心理学のオープンアクセス学術誌「Frontiers in Psychology」で2020年に発表された研究結果では、犬を飼っている人は、ペットを飼っていない人よりも自己肯定感が高い傾向があることが明らかになっている。対して、猫を飼っている人は、ペットを飼っていない人と比べて、自己肯定感がわずかながら低いようだ。これは、ペットを飼うこととウェルビーイングの関連に関する他の心理学研究結果と一致している。
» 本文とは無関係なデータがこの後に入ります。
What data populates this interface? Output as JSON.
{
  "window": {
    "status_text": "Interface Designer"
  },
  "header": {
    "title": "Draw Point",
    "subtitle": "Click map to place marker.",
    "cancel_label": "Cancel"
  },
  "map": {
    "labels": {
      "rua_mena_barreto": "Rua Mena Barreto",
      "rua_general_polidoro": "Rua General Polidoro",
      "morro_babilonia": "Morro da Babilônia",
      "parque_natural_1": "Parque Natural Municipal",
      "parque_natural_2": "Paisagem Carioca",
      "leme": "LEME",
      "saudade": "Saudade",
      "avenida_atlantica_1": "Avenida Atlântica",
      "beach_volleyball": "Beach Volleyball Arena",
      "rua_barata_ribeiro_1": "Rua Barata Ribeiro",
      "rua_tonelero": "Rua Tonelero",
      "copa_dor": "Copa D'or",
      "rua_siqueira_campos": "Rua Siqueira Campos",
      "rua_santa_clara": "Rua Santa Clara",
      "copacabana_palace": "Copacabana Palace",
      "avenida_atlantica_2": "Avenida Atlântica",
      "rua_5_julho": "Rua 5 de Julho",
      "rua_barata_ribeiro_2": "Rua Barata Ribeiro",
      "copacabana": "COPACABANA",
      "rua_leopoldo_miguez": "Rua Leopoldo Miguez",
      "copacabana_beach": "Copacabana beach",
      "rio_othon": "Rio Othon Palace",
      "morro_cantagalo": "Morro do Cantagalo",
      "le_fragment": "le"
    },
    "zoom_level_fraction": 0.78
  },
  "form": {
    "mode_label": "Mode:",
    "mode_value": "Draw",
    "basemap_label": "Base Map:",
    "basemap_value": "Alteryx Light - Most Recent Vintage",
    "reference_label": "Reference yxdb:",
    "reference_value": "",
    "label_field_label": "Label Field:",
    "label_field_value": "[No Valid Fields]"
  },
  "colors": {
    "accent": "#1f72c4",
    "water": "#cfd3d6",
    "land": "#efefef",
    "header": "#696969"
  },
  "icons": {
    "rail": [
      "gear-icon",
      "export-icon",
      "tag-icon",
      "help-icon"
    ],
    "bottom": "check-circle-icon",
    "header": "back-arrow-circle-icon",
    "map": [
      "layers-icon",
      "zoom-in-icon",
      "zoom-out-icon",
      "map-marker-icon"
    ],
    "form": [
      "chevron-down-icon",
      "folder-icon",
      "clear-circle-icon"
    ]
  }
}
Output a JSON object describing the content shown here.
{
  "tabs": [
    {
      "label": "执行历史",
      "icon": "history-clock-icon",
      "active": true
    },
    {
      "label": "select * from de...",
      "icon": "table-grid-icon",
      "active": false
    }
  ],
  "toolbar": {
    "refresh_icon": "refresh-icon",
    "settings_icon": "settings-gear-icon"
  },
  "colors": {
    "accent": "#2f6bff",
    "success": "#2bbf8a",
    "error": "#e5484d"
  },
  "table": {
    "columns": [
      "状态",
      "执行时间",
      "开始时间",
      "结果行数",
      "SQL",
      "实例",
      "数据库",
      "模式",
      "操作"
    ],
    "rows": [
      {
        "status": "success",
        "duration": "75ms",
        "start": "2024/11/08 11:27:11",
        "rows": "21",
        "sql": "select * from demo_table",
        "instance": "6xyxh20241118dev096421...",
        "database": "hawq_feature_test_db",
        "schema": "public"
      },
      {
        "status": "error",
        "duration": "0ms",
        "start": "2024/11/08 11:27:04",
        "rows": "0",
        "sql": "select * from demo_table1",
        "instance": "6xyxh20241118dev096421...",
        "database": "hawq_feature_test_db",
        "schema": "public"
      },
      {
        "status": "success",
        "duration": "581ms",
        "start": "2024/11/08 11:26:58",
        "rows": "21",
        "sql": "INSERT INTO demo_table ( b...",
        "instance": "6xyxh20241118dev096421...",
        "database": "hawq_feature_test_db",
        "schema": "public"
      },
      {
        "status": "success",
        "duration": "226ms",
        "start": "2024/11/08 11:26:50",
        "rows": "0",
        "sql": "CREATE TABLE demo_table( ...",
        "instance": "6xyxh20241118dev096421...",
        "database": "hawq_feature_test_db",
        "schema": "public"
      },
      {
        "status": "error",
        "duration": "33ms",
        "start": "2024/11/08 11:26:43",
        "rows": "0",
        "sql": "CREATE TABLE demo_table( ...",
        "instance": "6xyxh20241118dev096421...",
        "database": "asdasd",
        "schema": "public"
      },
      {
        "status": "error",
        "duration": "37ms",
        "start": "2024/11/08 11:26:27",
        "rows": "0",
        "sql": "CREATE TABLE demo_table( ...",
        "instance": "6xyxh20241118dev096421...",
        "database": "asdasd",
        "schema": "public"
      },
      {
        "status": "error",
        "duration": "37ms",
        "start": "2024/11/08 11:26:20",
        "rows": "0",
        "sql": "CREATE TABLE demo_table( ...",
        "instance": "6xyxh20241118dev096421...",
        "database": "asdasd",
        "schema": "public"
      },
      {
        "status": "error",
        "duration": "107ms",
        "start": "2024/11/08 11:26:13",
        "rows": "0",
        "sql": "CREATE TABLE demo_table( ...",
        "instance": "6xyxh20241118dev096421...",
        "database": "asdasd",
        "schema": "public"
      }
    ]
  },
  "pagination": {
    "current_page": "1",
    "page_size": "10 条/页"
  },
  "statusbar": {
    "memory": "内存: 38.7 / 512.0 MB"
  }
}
もちろん、この研究結果をもってして、犬の飼い主と猫の飼い主の違いを巡る論争に終止符を打つことはできない。ただ、犬を飼うほうがウェルビーイングの向上により役立つ、という説が正当と思える理由は存在する。その理由を3つ紹介しよう。

1. 運動と社会的交流の促進

科学誌「PLOS ONE」で2019年に発表された研究結果によると、猫を飼うよりも犬を飼う方が、運動量が増加する傾向が強かった。他の研究でも同様の結果が出ている。

犬はとても活発な動物で、定期的に運動させる必要がある。よって、犬の飼い主のほうが、日常生活の活動レベルが高まる傾向にある。活動レベルが高まると、メンタルヘルスを含むウェルビーイング全般の向上に役立つのは周知の事実だ。

犬を飼っていると、早朝ジョギングに一緒に出かけたり、ドッグランに連れて行ったり、しつけ教室に入れたりと、何かと体を動かすことが多くなる。そのための外出や、知人と会ったり新しい知り合いができたりする機会も増える(いずれも、メンタルヘルス改善の一因だ)。犬好きという共通点のおかげで、自然と会話が弾み、社会的な絆や一体感も生まれやすくなる。

一方、猫は独立心の強い動物で、家の中で過ごすことを好む。独りで外を歩き回ることもあるが、人間が公園に連れて行く犬とは違う。自立して行動するため、犬と違って、飼い主の運動や人付き合いを促すことは少ない。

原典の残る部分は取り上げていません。